乞い果てて君と ~愛は、つらぬく主義につき。Ⅲ~

「あたしを置いてくのも、リンに会わないつもりなのも、泣かせたのも、ぜんぶ貸しだからね」

生真面目なあんたには約束より、貸した方が効き目あるでしょ?棘のあるほうが痛くて、忘れらんないでしょ?

「もし返さなかったら、隣りにいた男の名前なんてすぐ忘れるから」

顔を上げた榊がじっと見つめてる。縫い止められたように見つめ返す。形になんない言葉と思いと記憶が一瞬、限りなく広がって交差した。

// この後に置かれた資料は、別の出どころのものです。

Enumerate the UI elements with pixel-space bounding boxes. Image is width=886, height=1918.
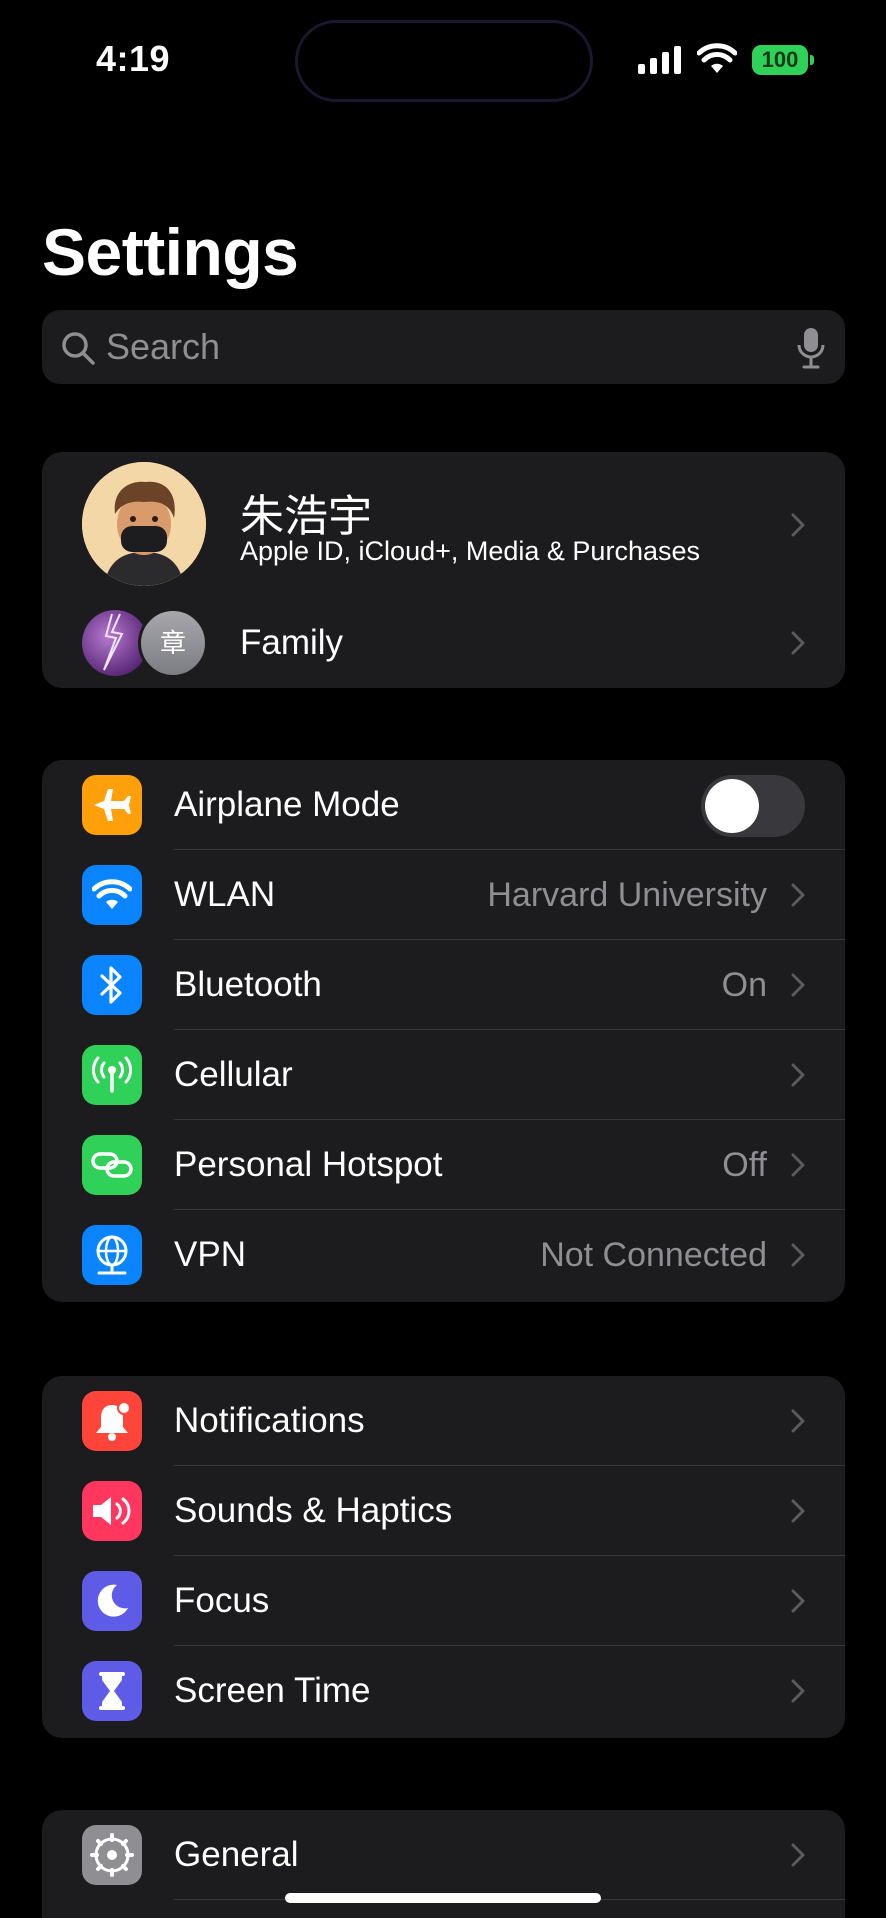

さっき涙を拭ってた指先が無遠慮に頬に触れる。あたしは黙ってされるがまま。

「させるかよ」

笑った。榊が。口角が上がって、不敵な眼で、白昼夢でも見たのかと息を呑んだ。合間に、黒い背中が扉の向こうに消え。ほっぺたに温もりだけ残ってた。

『・・・真は強ぇぞ』

閉まる間際に聞こえた気もした。

力が抜け、ソファにすとん、とお尻が落ちる。

「うそ、でしょ」

どこに隠してたのよ、あんな悪そうな顔・・・!! 
シノブさんにも負けない一端の極道みたいな笑い方して・・・!

呆れて、ちょっと腹が立って、一周回ったら可笑しくなった。

「あんたに勝てないわけよねぇ?」

わかってる。榊も真も目先なんか見てない。つらぬこうとしてるその覚悟は、もっとずっと先へ向かってるんだ・・・って。